語り継ぐこころ/日本おとぎ噺・江戸小咄・古典落語・笑いの匠たち

日本おとぎ噺・江戸小咄、古典落語・笑いの匠たちのダイジェスト版と挿絵です。たまに、私の与太話が入ります。 文も挿絵もChatGPTが作っています。   よかったら ★nice! をポチット押してね。

「私の与太話」「富士登山」

100えんメガネ

七十を過ぎて、ふと富士山に登ってみようと思った。日本一の山を、見るだけでなく一度は自分の足で登ってみたい。とはいえ初めての富士登山である。無理は禁物と、旅行会社の登山ツアーに申し込んだ。ところが途中で予定日を変更したため、肝心の登山説明会には参加できなかった。聞きかじった知識は「上りは疲れる、下りはケガをする」「富士山は寒い」ということだけであった。

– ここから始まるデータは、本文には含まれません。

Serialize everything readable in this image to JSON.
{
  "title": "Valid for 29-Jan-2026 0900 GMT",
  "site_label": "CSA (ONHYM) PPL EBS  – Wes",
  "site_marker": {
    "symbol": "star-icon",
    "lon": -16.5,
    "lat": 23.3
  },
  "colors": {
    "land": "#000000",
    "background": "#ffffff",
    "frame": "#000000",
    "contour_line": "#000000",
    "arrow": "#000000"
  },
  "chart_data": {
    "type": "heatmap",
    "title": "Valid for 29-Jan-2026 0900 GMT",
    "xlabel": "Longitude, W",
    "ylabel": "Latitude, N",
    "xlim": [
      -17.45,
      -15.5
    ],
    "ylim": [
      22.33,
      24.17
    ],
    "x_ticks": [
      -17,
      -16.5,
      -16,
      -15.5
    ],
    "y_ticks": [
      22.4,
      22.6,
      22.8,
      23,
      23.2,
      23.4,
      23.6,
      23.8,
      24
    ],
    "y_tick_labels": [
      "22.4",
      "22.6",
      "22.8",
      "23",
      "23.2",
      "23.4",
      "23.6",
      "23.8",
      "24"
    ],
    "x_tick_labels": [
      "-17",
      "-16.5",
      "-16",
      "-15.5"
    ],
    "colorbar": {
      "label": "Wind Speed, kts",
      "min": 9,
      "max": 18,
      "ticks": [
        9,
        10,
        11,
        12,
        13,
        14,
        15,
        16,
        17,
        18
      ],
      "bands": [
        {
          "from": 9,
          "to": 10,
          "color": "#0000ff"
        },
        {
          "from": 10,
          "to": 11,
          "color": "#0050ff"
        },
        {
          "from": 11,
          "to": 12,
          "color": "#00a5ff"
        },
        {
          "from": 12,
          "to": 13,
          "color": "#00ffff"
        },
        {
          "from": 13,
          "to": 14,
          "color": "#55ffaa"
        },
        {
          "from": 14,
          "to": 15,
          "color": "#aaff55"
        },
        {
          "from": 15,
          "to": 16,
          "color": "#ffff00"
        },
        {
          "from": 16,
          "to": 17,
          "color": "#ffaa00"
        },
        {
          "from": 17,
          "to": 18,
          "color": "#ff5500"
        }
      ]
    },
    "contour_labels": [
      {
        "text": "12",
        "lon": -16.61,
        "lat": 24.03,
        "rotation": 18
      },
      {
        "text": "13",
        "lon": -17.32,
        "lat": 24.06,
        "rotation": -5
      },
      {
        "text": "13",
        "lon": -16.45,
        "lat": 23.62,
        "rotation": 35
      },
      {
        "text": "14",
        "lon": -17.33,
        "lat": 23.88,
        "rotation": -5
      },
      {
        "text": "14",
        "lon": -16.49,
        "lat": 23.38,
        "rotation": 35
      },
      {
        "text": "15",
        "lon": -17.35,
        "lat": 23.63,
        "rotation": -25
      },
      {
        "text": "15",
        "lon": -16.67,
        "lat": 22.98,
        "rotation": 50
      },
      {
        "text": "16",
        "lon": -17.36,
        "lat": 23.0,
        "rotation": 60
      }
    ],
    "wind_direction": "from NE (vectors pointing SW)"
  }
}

当日、バスで五合目まで上がると、すでに空気が違った。途中、山小屋で一泊し、まだ暗いうちから頂上を目指す。息は切れ、足は重い。それでも一歩ずつ登るうち、やがて空が明るくなった。頂上に着くと、見渡す限りの青空で、遠くの山々までよく見えた。七十過ぎの体でも、ここまで来られたのだと思うと胸が熱くなった。



ところが感動より先に、寒さが身にしみた。防寒具は持って行ったが、思った以上である。山の上の寒さは、町の冬とはまるで違う。手はかじかみ、体は震え、懐炉を持って来なかったことを心から悔やんだ。そして問題は下りである。火山土の道はよく滑る。注意していたつもりが、一度転び、また転び、とうとう足を痛めてしまった。



結局、途中から有料の馬に乗せてもらい、なんとか下山した。行きは自分の足で日本一を目指し、帰りは馬の背で揺られて帰る。これもまた、七十過ぎの富士登山らしい思い出である。頂上の景色は忘れられないが、寒さと下り道も忘れられない。富士山は登る山ではなく、教えてくれる山だった。教訓は一つ。懐炉と馬代は、登山用品である。